Sonic Cinema

Sounds, Visions and Insights by Brian Skutle

Atlas Shrugged: Part I

Grade : C+ Year : 2011 Director : Running Time : Genre :
Movie review score
C+

First of all, let me make clear that, I have never read Ayn Rand’s massive tome. I own a copy of it, intending to read it at some point, to see what all the fuss is about. But I just haven’t been inspired enough to read it, although the night before writing this review, I did finally start. I didn’t get very far, but I was tired.

However, as I started watching “Atlas Shrugged: Part I,” it occurred to me that I probably won’t understand much of Rand’s philosophy in seeing it. This is, very much, a movie of its time, made by filmmakers with an agenda, with their own point-of-view to impart. The opening montage has breathless narration that sets the stage for the world the characters live in. The year is 2016, and government regulations have crippled businesses in their ability to create. Gas prices are at $37/gallon, making the most feasible form of transportation railroads. The world is in an economic depression; meanwhile, titans of industry are going missing, and a question is eating at people, “Who is John Galt?”

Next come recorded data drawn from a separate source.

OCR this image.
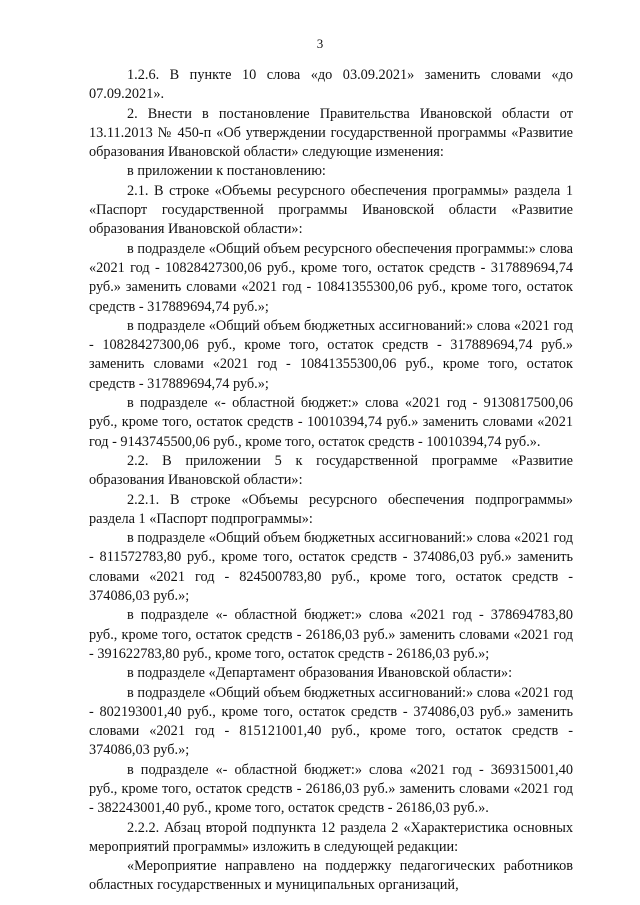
3

1.2.6. В пункте 10 слова «до 03.09.2021» заменить словами «до 07.09.2021».

2. Внести в постановление Правительства Ивановской области от 13.11.2013 № 450-п «Об утверждении государственной программы «Развитие образования Ивановской области» следующие изменения:

в приложении к постановлению:

2.1. В строке «Объемы ресурсного обеспечения программы» раздела 1 «Паспорт государственной программы Ивановской области «Развитие образования Ивановской области»:

в подразделе «Общий объем ресурсного обеспечения программы:» слова «2021 год - 10828427300,06 руб., кроме того, остаток средств - 317889694,74 руб.» заменить словами «2021 год - 10841355300,06 руб., кроме того, остаток средств - 317889694,74 руб.»;

в подразделе «Общий объем бюджетных ассигнований:» слова «2021 год - 10828427300,06 руб., кроме того, остаток средств - 317889694,74 руб.» заменить словами «2021 год - 10841355300,06 руб., кроме того, остаток средств - 317889694,74 руб.»;

в подразделе «- областной бюджет:» слова «2021 год - 9130817500,06 руб., кроме того, остаток средств - 10010394,74 руб.» заменить словами «2021 год - 9143745500,06 руб., кроме того, остаток средств - 10010394,74 руб.».

2.2. В приложении 5 к государственной программе «Развитие образования Ивановской области»:

2.2.1. В строке «Объемы ресурсного обеспечения подпрограммы» раздела 1 «Паспорт подпрограммы»:

в подразделе «Общий объем бюджетных ассигнований:» слова «2021 год - 811572783,80 руб., кроме того, остаток средств - 374086,03 руб.» заменить словами «2021 год - 824500783,80 руб., кроме того, остаток средств - 374086,03 руб.»;

в подразделе «- областной бюджет:» слова «2021 год - 378694783,80 руб., кроме того, остаток средств - 26186,03 руб.» заменить словами «2021 год - 391622783,80 руб., кроме того, остаток средств - 26186,03 руб.»;

в подразделе «Департамент образования Ивановской области»:

в подразделе «Общий объем бюджетных ассигнований:» слова «2021 год - 802193001,40 руб., кроме того, остаток средств - 374086,03 руб.» заменить словами «2021 год - 815121001,40 руб., кроме того, остаток средств - 374086,03 руб.»;

в подразделе «- областной бюджет:» слова «2021 год - 369315001,40 руб., кроме того, остаток средств - 26186,03 руб.» заменить словами «2021 год - 382243001,40 руб., кроме того, остаток средств - 26186,03 руб.».

2.2.2. Абзац второй подпункта 12 раздела 2 «Характеристика основных мероприятий программы» изложить в следующей редакции:

«Мероприятие направлено на поддержку педагогических работников областных государственных и муниципальных организаций,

It is in this business environment that we pick up the story of Taggart Transcontinental railroad. Inherited by a brother and sister (Johnny and Dagny), they are finding business difficult after a derailment costs them business interests. Rather than going with their usual steel supplier to repair the track that is damaged, Dagny (Taylor Schilling) is going with an innovative new steel by Hank Reardon (Grant Bowler). It’s untested, and despised within the industry, but Dagny sees the potential with the partnership. Meanwhile, her brother Johnny (Matthew Marsden) looks to his “friends in Washington” to prop up their business, and put their competition out of business.

If the narrative of this film, based on the first third of Rand’s novel, was as breathless as composer Elia Cmiral’s music, this might be an exciting movie. The film is nothing more than a series of meetings and dinners, dealing with the finite details of business and politics with all the passion of an economics textbook. The screenplay by John Aglialoro (the film’s producer and book’s rights holder) and Brian Patrick O’Toole is flat in tone, doing the actors (no big names, but a lot of good character actors) no favors, although they do the best they can. And although the budget was not optimal for this type of film, but director Paul Johansson makes sure that the film doesn’t look like a low-budget production, although it doesn’t look like a $100 million production, either.

I mentioned earlier that the film appears made by people with an agenda, and that’s true. They seem to agree with Rand’s philosophy of less-government oversight, and more freedom for businessmen (and women) to innovate. Of course, the real world is more complicated than that, but the filmmakers don’t seem interested in acknowledging that. Their point is to stay completely true to Rand’s novel. What this material really needs is a filmmaker who not only will delve deeper into the novel’s ideas than this film does, but also one who isn’t beholden to Rand’s philosophy. A more objective eye, is what I’m getting at. This is a film made to extol the virtues of business profits and interests at the expense of society as a whole. The individual doesn’t matter, unless they’re at the upper echelon of society. And government is evil, and will take what they want from the people who create. Maybe fans of Rand will get more out of this film than I did.